2. Character: It has a secondary place after the plot. By character,


Aristotle means the tragic hero who is always a noble man who in turn is
neither thoroughly good nor thoroughly evil but a mixture of both. He is
always higher than the ordinary moral worth. If, according to Aristotle, the
character is better-than-we-are, the tragic effect will be stronger. The tragic
and unfortunate end of such a character moves in us pity and fear. He
moves in us to pity because his misfortune is greater than what he actually
deserves from his hamartia. Likewise, he moves us to fear, for we think of
what will happen to our lesser and fallible selves.
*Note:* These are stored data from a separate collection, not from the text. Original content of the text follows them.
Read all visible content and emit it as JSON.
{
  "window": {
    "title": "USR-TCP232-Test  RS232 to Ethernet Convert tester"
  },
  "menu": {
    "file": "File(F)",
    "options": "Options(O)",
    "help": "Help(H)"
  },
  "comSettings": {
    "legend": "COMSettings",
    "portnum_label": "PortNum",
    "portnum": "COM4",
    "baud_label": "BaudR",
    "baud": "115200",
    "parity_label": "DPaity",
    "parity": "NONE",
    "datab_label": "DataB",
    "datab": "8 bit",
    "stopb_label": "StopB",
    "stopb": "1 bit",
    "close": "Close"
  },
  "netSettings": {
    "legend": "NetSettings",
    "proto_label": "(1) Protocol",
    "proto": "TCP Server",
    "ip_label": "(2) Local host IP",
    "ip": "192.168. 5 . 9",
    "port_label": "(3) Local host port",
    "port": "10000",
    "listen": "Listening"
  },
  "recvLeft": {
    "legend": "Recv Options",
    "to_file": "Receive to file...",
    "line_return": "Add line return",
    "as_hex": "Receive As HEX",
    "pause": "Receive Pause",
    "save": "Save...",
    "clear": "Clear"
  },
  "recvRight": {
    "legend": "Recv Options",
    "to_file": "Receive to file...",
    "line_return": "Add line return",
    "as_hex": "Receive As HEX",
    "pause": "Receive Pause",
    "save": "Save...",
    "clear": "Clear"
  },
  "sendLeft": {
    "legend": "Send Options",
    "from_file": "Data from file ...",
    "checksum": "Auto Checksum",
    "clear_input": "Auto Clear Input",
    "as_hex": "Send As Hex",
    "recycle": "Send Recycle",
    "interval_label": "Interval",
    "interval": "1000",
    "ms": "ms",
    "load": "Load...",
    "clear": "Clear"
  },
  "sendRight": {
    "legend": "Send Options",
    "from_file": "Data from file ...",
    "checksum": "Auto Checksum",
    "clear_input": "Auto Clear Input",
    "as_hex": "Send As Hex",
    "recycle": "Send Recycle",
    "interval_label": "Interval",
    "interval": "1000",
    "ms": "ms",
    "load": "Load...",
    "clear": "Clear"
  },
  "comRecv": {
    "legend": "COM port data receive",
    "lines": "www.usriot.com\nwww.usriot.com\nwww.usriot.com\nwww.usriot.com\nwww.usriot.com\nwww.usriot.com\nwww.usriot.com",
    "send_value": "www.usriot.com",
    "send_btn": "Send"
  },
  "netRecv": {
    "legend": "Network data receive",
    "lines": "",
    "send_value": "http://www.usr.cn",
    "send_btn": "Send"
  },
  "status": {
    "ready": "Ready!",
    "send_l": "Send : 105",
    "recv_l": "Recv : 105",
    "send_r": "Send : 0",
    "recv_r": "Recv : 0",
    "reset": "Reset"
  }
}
3. Thought: It is a way of saying what is appropriate to a given


circumstance or situation. There should be a proper relationship between
thought and situation. For example, a grave situation always expects a
grave thought and vice-versa.

4. Diction: It refers to the expression of meaning in words, or it is a primary


mode of imitating the action. Words are medium of representation, and
bearer of tragic meaning and effect.

5. Song: Song is taken to be chief among the embellishments used in


tragedy. It particularly refers to the song sung by a group of people known
as chorus. Or, in other words, it refers to what is generally known as choric
commentary in tragedy. It includes analysis of the major events of past,
present and what will happen in the future that intensify the dramatic
effects. It narrates the major events that are not shown on stage.

6. Spectacles: It means the scenes used in drama for the sake of


emotional attraction of the audience. It heightens the emotional
significance of an event in the drama. But this is the sole work of a stage
machinist or manager to set the scene as described by the dramatist.
This theory of tragedy later developed through Castlevetro to neo-classical
theorists like Cornellie in 16th and 17th centuries. But where Aristotle is
descriptive in his own right, the neoclassical theorists developed it as a rule of
tragedy with an addition of two other elements to make up three unities of
drama assimilating Aristotle's emphasis upon the unity of action.